Bundeswehr Cyberkrieg: "Wir schnüffeln nicht beim Russen"

Die Bundeswehr rüstet sich für den Cyber-Krieg - Vorerst angeblich nur rein defensiv

Bundeswehr: Cyberkrieg: "Wir schnüffeln nicht beim Russen"
Foto: dpa

Berlin. Eine neue, die sechste Teilstreitkraft entsteht, mit Oberkommando in Bonn und 13.500 Soldaten. Dazu eine politisch koordinierende Abteilung im Berliner Verteidigungsministerium. Ressortchefin Ursula von der Leyen (CDU) verkündete gestern ein neues Zeitalter für die Bundeswehr: Deutschland rüstet sich für den Cyberkrieg.

IT- und Nachrichtenspezialisten aus anderen Teilstreitkräften wie Heer oder Marine, vornehmlich aber aus der Streitkräftebasis, werden in einer neuen Truppe zusammengefasst, die sich "Cyber- und Informationsraum" (CIR) nennt. Damit ist nicht etwa ein spezielles Zimmer gemeint, sondern das neue Schlachtfeld. Freilich sollen alle Soldaten weiter an ihren bisherigen Standorten bleiben, nur dass sie beginnend mit dem Jahr 2017 nach und nach dem neuen Inspekteur unterstellt werden. Es soll ein Dreisterne-General sein. 2021 soll die Internetarmee komplett aktionsfähig sein.
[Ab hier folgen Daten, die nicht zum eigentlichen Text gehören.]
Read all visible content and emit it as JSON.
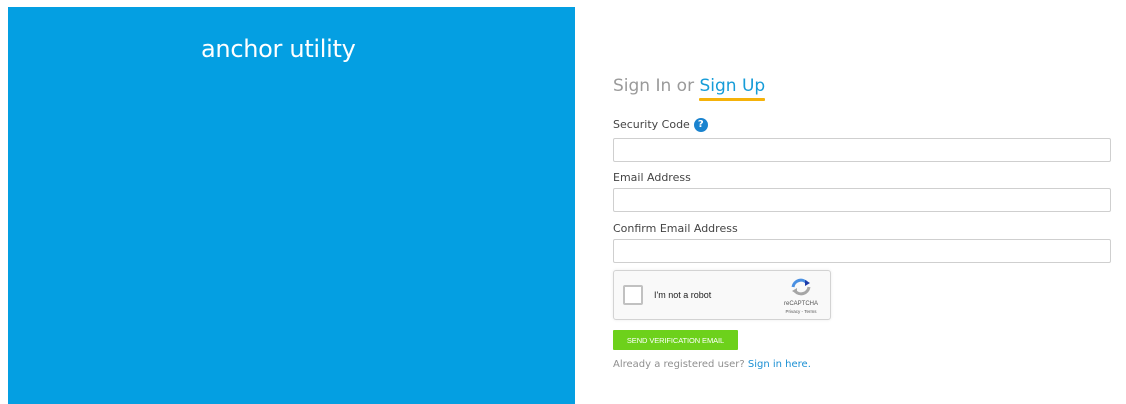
{
  "brand": {
    "title": "anchor utility",
    "panel_color": "#049fe2"
  },
  "auth": {
    "heading_prefix": "Sign In or",
    "heading_active": "Sign Up",
    "active_color": "#169cd8",
    "underline_color": "#f5b20a"
  },
  "fields": {
    "security_code": {
      "label": "Security Code",
      "value": "",
      "help_icon": "question-circle-icon"
    },
    "email": {
      "label": "Email Address",
      "value": ""
    },
    "confirm_email": {
      "label": "Confirm Email Address",
      "value": ""
    }
  },
  "recaptcha": {
    "checkbox_label": "I'm not a robot",
    "brand": "reCAPTCHA",
    "terms": "Privacy - Terms",
    "checked": false
  },
  "actions": {
    "send_label": "SEND VERIFICATION EMAIL",
    "button_color": "#6dd11b"
  },
  "footer": {
    "prompt": "Already a registered user?",
    "link": "Sign in here."
  }
}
An der Bundeswehruniversität in München wird parallel ein eigener Studiengang Cyberabwehr für jährlich 70 Absolventen gegründet, um ihn herum sollen sich Start-Ups ansiedeln. "Wir suchen händeringend Nerds", heißt es, also Computerexperten. Eine entsprechende Kampagne ("Deutschlands Freiheit wird auch im Cyberraum verteidigt") läuft schon. Die Bundeswehr kann zwar nicht mit hohen Gehältern locken, wohl aber mit einer interessanten Aufgabe. Schließlich sind die Gegner oft Staaten oder halbstaatliche Organisationen, die Software vom Feinsten einsetzen. Die Angriffe auf die Bundestagscomputer oder die Zerstörung iranischer Uran-Zentrifugen durch ein von außen eingeschleustes Programm zeigen, was alles geht. Hybride Kriegsführung, bei der Militärisches und Ziviles verschwimmen, ist die Strategie der Zeit. Russland hat es auf der Krim vorgemacht.

Deutschland, bekannte von der Leyen, ist spät dran mit der Erkenntnis, dass es sich dagegen wappnen muss. "Wichtig ist, dass wir jetzt aufholen und ganz schnell Strecke machen". Denn, so die Analyse eines internen Aufbaustabes, Angriffe aus dem Cyber- und Informationsraum sind eine wachsende Gefahr für alle. Für die verletzliche Infrastruktur, für die Industrie, die zunehmend webbasiert arbeitet, aber auch für die Bundeswehr selbst. 7.200 Mal wurden im letzten Jahr Viren bei ihr eingeschleust, davon hatte eine "hohe zweistellige Zahl" die Qualität "hochwertiger Angriffe". Der Schutz der eigenen Systeme wird daher die erste Aufgabe sein. Daran wird im Nato-Verbund schon fleißig geübt, etwa wenn man bei entsprechenden Manövern gegenseitig versucht, sich die Radargeräte per Fernbefehl auszuschalten.

Die Cyberkrieg wirft zahlreiche rechtliche, moralische und politische Fragen auf, die schon im März bei einer Anhörung im Bundestag angerissen wurden und von denen einige gestern auch der Koalitionspartner SPD in einem 28 Punkte umfassenden Papier auflistete. Die Grünen wiesen ebenfalls sehr kritisch darauf hin. Wer ist der Gegner, und darf man ihn auch bekämpfen, wenn man ihn gar nicht genau lokalisieren kann? Darf man mit den gleichen Mitteln arbeiten (und zum Beispiel auch ein Atomkraftwerk per Internet angreifen)? Ist der Cyberkrieg eigentlich ein Auslandseinsatz, dem der Bundestag zustimmen muss, und wenn nicht, wieso wird die Bundeswehr dann im Innern tätig? Im Verteidigungsministerium war man diesbezüglich gestern deutlich um Abrüstung bemüht. Die Aufgabe sei "zuallererst Schutz", und das Bundesinnenministerium habe dabei klar die Führung. Falls die Cybertruppe doch einmal (vom Inland aus) im Ausland eingesetzt werden solle, müsse das weiterhin vorher vom Parlament genehmigt werden, auch jedes der dabei eingesetzten Mittel. "Wir schnüffeln nicht beim Russen", so die Beteuerung.